Favorites. Anna Mazur wanted to be a favorite.

“See what a memory she has!” Anna Mazur said to Tim Weeks.

“I heard,” Tim Weeks said, and he saw how small Astra was, shrunk a little, her long sleeves loose over her hands, only fingertips visible. He stood with Miss Mazur and watched as Astra walked down the hall to her next class.

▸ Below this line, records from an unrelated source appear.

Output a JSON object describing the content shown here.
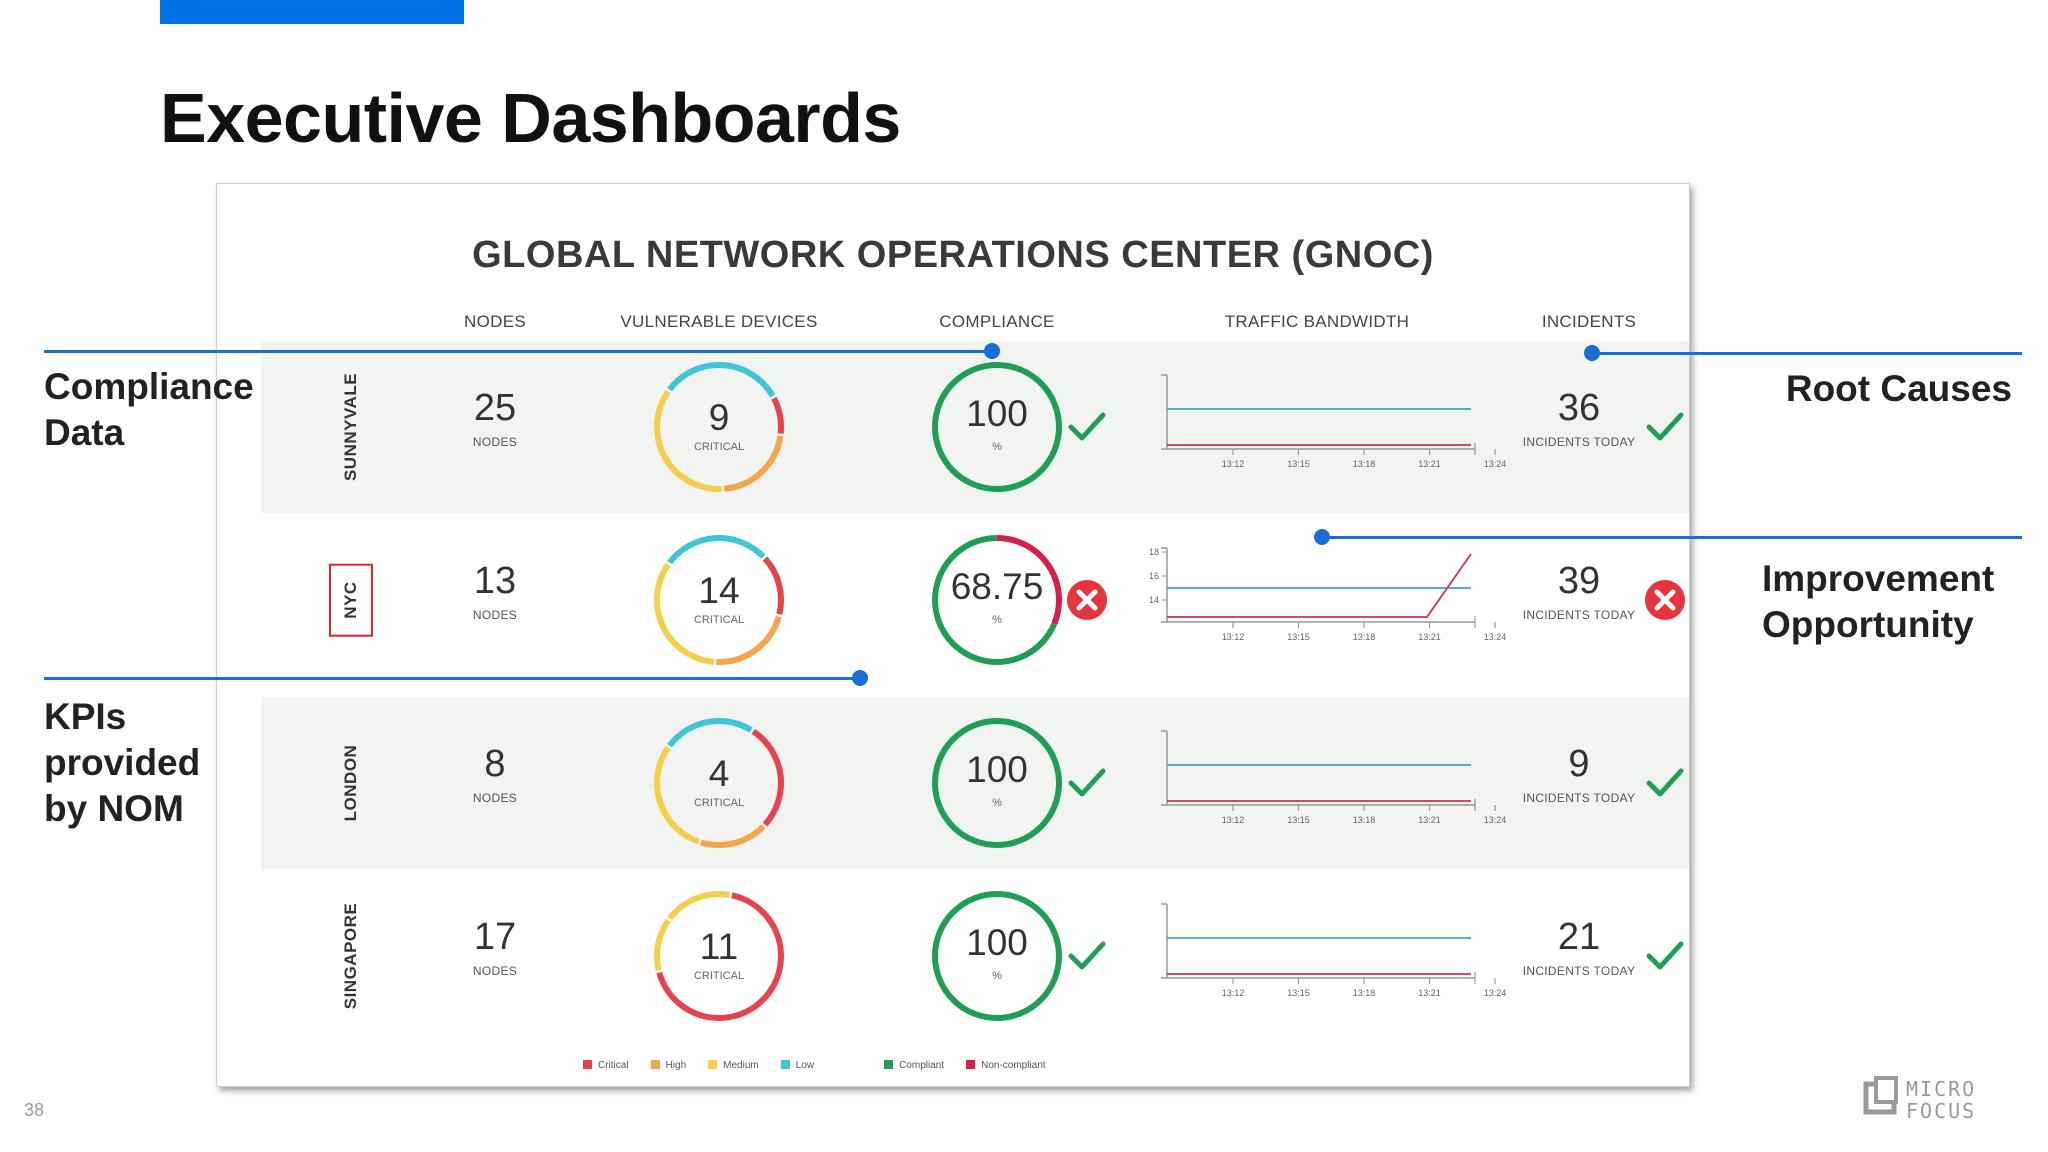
{
  "slide": {
    "title": "Executive Dashboards",
    "page_number": "38",
    "logo_text": [
      "MICRO",
      "FOCUS"
    ]
  },
  "dashboard": {
    "title": "GLOBAL NETWORK OPERATIONS CENTER (GNOC)",
    "columns": [
      "NODES",
      "VULNERABLE DEVICES",
      "COMPLIANCE",
      "TRAFFIC BANDWIDTH",
      "INCIDENTS"
    ],
    "rows": [
      {
        "city": "SUNNYVALE",
        "nodes": "25",
        "nodes_label": "NODES",
        "vulnerable": "9",
        "vulnerable_label": "CRITICAL",
        "compliance": "100",
        "compliance_unit": "%",
        "compliance_status": "ok",
        "incidents": "36",
        "incidents_label": "INCIDENTS TODAY",
        "incidents_status": "ok"
      },
      {
        "city": "NYC",
        "nodes": "13",
        "nodes_label": "NODES",
        "vulnerable": "14",
        "vulnerable_label": "CRITICAL",
        "compliance": "68.75",
        "compliance_unit": "%",
        "compliance_status": "fail",
        "incidents": "39",
        "incidents_label": "INCIDENTS TODAY",
        "incidents_status": "fail"
      },
      {
        "city": "LONDON",
        "nodes": "8",
        "nodes_label": "NODES",
        "vulnerable": "4",
        "vulnerable_label": "CRITICAL",
        "compliance": "100",
        "compliance_unit": "%",
        "compliance_status": "ok",
        "incidents": "9",
        "incidents_label": "INCIDENTS TODAY",
        "incidents_status": "ok"
      },
      {
        "city": "SINGAPORE",
        "nodes": "17",
        "nodes_label": "NODES",
        "vulnerable": "11",
        "vulnerable_label": "CRITICAL",
        "compliance": "100",
        "compliance_unit": "%",
        "compliance_status": "ok",
        "incidents": "21",
        "incidents_label": "INCIDENTS TODAY",
        "incidents_status": "ok"
      }
    ],
    "traffic_time_ticks": [
      "13:12",
      "13:15",
      "13:18",
      "13:21",
      "13:24"
    ],
    "nyc_y_ticks": [
      "18",
      "16",
      "14"
    ],
    "legend": [
      {
        "label": "Critical",
        "color": "#e8434a"
      },
      {
        "label": "High",
        "color": "#f5a54a"
      },
      {
        "label": "Medium",
        "color": "#f5cf4a"
      },
      {
        "label": "Low",
        "color": "#3fc6d6"
      },
      {
        "label": "Compliant",
        "color": "#1f9e55"
      },
      {
        "label": "Non-compliant",
        "color": "#d81e4a"
      }
    ]
  },
  "callouts": {
    "compliance": [
      "Compliance",
      "Data"
    ],
    "kpis": [
      "KPIs",
      "provided",
      "by NOM"
    ],
    "root_causes": "Root Causes",
    "improvement": [
      "Improvement",
      "Opportunity"
    ]
  },
  "colors": {
    "accent": "#0073e7",
    "callout": "#1a6fd6",
    "ok": "#1f9e55",
    "fail": "#e8343c",
    "traffic": "#3aa0d8",
    "traffic_alt": "#c8344a"
  }
}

Anna Mazur said, “Her hair, at least it's growing. I almost said ‘glowing.'”

Suki and Alex

The prom was in the future, along with a lot of other ceremonies from which someone would walk home with a corsage or a scroll or a secret-society pin. “I'd hoped
to be invited,” Suki said. Carlotta Forestal, Elizabeth Freer, and Katherine Johnson were the new inductees from the senior class to Cum Laude, the high school equivalent of Phi Beta Kappa; seniors made members in their junior year were Ufia Abiola, Sarah Saperstein, and Ny Song. A cardiologist, Siddons, class of '72, addressed the assembly. The cardiologist, at the beginning of her talk, asked if Siddons seniors still had the tea party with the headmistress in the Conservatory Garden.

No
s from the audience.

Suki said to Alex, “So this person I hardly know asks me if I'm on Wellbutrin. I want to know what about me screams I really require heavy-duty anti-depressants.” Something the cardiologist said—death? “All year it's been doctors. Astra's still not out of the woods, you know.” Suki said, “Get me on Astra's video after this is over. I have something to say.”

Siddons

Tea parties with the headmistress.
Headmistress,
that was a word from years ago.

“Too bad,” Miss Hodd said, “it's prettier than
head of school.”

“You can't have it both ways,” Mr. O'Brien said.

“I'm contradictory. I like the white dresses for graduation, too,” Miss Hodd said.

“The girls should be in academic robes,” Mr. O'Brien said.

“Oh,” Miss F joined in, “white dresses.”

“Comme une jeune fille,”
Madame Sagnier said.

Alex and Suki

Suki smoldered at the camcorder, and Alex turned it off. “I thought you had something to say.”